SSL-Auth: An Authentication Framework by Fragile Watermarking for Pre-trained Encoders in Self-supervised Learning
This addresses security vulnerabilities for users of pre-trained encoders in self-supervised learning, though it is incremental as it builds on existing watermarking techniques.
The paper tackles the problem of protecting intellectual property and ensuring trustworthiness of pre-trained encoders in self-supervised learning by introducing SSL-Auth, an authentication framework using fragile watermarking, which effectively detects malicious alterations without compromising encoder performance.

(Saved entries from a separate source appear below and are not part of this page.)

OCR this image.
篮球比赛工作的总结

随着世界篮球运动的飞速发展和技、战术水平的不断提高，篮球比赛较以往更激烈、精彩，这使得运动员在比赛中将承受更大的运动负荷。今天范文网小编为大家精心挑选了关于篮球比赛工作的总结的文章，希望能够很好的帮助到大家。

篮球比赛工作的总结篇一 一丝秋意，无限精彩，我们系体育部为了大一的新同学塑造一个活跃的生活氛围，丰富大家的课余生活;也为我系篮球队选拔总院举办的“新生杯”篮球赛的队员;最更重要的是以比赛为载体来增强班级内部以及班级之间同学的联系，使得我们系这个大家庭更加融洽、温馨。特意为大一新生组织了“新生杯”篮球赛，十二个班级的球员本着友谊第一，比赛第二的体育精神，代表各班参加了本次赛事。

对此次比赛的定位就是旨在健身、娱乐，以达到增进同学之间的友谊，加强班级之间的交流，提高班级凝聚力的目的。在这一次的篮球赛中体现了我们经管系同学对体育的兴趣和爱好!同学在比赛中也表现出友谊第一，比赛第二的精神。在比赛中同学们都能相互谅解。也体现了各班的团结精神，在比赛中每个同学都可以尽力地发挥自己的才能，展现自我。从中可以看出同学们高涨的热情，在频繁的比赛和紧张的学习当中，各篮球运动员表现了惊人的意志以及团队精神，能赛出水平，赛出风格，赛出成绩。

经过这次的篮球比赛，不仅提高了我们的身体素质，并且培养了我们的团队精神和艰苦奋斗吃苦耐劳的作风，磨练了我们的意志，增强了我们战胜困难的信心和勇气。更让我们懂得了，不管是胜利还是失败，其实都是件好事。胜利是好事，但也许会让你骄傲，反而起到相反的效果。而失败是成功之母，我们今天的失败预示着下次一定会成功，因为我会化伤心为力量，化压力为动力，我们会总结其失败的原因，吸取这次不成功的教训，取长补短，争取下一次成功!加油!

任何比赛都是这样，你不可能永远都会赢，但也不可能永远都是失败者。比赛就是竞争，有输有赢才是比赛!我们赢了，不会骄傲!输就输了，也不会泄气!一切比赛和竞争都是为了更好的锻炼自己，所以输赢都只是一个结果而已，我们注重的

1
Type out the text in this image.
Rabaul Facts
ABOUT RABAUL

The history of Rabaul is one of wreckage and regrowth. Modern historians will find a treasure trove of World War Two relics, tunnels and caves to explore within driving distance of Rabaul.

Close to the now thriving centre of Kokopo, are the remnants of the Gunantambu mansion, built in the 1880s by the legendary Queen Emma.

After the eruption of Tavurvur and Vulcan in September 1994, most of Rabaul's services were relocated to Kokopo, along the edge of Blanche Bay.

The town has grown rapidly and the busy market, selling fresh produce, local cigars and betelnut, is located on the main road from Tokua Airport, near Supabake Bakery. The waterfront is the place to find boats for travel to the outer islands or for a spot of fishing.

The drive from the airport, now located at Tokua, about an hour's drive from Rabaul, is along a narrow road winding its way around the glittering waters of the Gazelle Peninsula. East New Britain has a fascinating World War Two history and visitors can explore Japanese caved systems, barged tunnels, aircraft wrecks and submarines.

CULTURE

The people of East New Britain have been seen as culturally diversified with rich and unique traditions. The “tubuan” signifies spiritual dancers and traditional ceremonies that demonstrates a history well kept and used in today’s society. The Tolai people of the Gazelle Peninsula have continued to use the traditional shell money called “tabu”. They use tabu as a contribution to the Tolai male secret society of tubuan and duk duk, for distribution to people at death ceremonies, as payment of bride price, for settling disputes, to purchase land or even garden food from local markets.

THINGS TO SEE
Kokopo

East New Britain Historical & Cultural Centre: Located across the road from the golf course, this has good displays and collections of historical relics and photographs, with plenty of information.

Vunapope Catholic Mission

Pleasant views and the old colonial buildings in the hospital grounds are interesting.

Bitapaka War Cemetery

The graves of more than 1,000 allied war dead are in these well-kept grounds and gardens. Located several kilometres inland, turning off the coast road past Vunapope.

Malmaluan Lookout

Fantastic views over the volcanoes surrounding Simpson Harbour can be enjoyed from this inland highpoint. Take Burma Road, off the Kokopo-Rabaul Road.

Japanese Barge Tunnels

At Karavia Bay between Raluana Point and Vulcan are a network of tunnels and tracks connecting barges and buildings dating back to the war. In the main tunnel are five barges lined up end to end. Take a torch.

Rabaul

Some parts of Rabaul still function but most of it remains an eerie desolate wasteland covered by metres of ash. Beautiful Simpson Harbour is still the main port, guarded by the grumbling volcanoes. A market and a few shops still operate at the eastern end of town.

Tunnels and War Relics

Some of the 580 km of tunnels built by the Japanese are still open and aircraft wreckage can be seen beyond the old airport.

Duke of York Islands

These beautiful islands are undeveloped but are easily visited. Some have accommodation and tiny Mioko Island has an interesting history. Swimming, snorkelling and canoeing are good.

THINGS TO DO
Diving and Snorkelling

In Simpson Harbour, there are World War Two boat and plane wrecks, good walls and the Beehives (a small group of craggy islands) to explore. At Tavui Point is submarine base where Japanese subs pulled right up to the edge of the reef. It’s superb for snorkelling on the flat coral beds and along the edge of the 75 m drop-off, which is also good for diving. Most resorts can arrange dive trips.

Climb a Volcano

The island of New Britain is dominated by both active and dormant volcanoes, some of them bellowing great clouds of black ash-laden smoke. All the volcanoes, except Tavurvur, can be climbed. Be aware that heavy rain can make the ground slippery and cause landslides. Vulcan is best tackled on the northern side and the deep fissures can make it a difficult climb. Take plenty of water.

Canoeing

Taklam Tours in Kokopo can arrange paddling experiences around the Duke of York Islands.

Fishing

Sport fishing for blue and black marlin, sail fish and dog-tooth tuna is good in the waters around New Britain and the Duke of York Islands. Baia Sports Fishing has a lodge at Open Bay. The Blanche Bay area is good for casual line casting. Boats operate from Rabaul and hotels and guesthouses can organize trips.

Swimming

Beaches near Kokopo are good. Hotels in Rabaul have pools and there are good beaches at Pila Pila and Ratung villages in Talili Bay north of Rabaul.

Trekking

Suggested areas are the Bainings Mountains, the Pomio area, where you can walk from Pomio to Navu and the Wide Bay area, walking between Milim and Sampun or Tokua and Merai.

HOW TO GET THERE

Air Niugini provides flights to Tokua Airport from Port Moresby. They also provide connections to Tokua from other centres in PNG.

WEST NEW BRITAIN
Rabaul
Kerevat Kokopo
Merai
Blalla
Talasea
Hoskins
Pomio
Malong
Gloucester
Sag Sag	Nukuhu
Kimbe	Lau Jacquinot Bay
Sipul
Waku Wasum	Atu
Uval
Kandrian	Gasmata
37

Self-supervised learning (SSL), a paradigm harnessing unlabeled datasets to train robust encoders, has recently witnessed substantial success. These encoders serve as pivotal feature extractors for downstream tasks, demanding significant computational resources. Nevertheless, recent studies have shed light on vulnerabilities in pre-trained encoders, including backdoor and adversarial threats. Safeguarding the intellectual property of encoder trainers and ensuring the trustworthiness of deployed encoders pose notable challenges in SSL. To bridge these gaps, we introduce SSL-Auth, the first authentication framework designed explicitly for pre-trained encoders. SSL-Auth leverages selected key samples and employs a well-trained generative network to reconstruct watermark information, thus affirming the integrity of the encoder without compromising its performance. By comparing the reconstruction outcomes of the key samples, we can identify any malicious alterations. Comprehensive evaluations conducted on a range of encoders and diverse downstream tasks demonstrate the effectiveness of our proposed SSL-Auth.